基本のオムレツから、ブロッコリーに粉チーズとパン粉をまぶして焼いただけのグラタン、果ては子羊の脳みそのゆで時間までわかります(脳みそって、動物によってゆで時間違うんですってよ!)
中には、トマトを使って赤いキノコの形を作ったサラダや、お弁当の隅っこにも活用できそうな小さなおかずまで載っています。
手順が少ないレシピだと、3行以内で終わってしまうものもあったり。
ちなみに、料理の完成写真は巻頭にいくつか載っていますが、調理途中の手順を示すような写真は一切載っておりませんので、あしからず。
でも、料理って、実際はそんな風に写真に目を凝らして、いちいち指の動きまで確認するような学び方をするものじゃない気がします。
大体の手順を覚えたら、後は自分で好みにアレンジできるものこそ、料理の基本として学ぶべきものなのかもしれません。
フランス料理というと、バターたっぷり、油たっぷりで、フォアグラ食べてるこっちがフォアグラになっちゃうのを心配してしまうようなものばかりな印象がありますが、実際にフランス人が毎日そんなものを食べていたら、すぐに国家は生活習慣病で崩壊しますって。

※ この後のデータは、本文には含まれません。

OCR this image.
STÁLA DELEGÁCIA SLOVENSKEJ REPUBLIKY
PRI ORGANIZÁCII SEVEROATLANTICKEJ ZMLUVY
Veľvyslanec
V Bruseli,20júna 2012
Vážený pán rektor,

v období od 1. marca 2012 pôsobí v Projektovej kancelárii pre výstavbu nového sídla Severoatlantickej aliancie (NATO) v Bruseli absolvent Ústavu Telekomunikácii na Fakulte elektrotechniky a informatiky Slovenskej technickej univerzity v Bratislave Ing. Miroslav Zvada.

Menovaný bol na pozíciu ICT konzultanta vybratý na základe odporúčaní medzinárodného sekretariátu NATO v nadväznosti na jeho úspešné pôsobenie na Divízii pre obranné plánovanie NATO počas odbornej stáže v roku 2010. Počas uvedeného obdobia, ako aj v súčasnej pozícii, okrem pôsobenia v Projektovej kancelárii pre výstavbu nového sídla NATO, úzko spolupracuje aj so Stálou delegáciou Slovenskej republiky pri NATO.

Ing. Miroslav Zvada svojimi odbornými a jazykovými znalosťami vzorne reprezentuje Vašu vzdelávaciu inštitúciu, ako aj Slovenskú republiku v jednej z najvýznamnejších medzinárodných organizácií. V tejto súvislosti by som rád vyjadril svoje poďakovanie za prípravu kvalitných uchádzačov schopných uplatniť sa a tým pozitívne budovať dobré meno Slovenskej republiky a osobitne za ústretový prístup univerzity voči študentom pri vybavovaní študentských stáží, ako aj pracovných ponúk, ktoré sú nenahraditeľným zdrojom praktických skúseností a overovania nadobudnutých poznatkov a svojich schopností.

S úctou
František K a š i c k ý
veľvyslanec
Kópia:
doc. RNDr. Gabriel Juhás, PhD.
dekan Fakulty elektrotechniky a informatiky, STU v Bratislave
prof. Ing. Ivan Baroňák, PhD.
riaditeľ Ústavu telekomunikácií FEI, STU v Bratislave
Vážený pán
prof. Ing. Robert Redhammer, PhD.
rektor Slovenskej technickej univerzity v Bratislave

そんな私達の心配をよそに、フランスの家庭では、そのような大枚はたいて油を買うような、コッテリした料理ではなく、ちゃんと野菜がたっぷり入った、滋味溢れる家庭料理を食べていたわけです。
これは「嫁入り前の料理の教科書」というポジションだということなのですが、確かに、この本に書かれている料理をマスターしたら、どこにでも嫁入りできそうな気がします。
特徴をまとめますと、
●料理数がめっちゃくちゃ多い(500点以上)
●写真が少ない
●意外と魚料理や肉料理が豊富、特にスープ系レシピが美味しそうなものが多い
●これ一冊で、ジャムやハーブオイルの作り方から、食後のデザート、ちょっと特別な日の料理まで一網打尽にできる。
●デザインが秀逸すぎて、飾っているだけで嬉しい。
こんなところでしょうか。
主観が多く含まれるものになってしまいましたが、それだけこの本は読みごたえがあり、面白いものだったということです。
少々値は張りますが、通常の写真が載っているレシピ本に載っている料理の数は50〜200くらいです。
500以上載っているこの本でこの価格は、むしろ「買い」ではないでしょうか?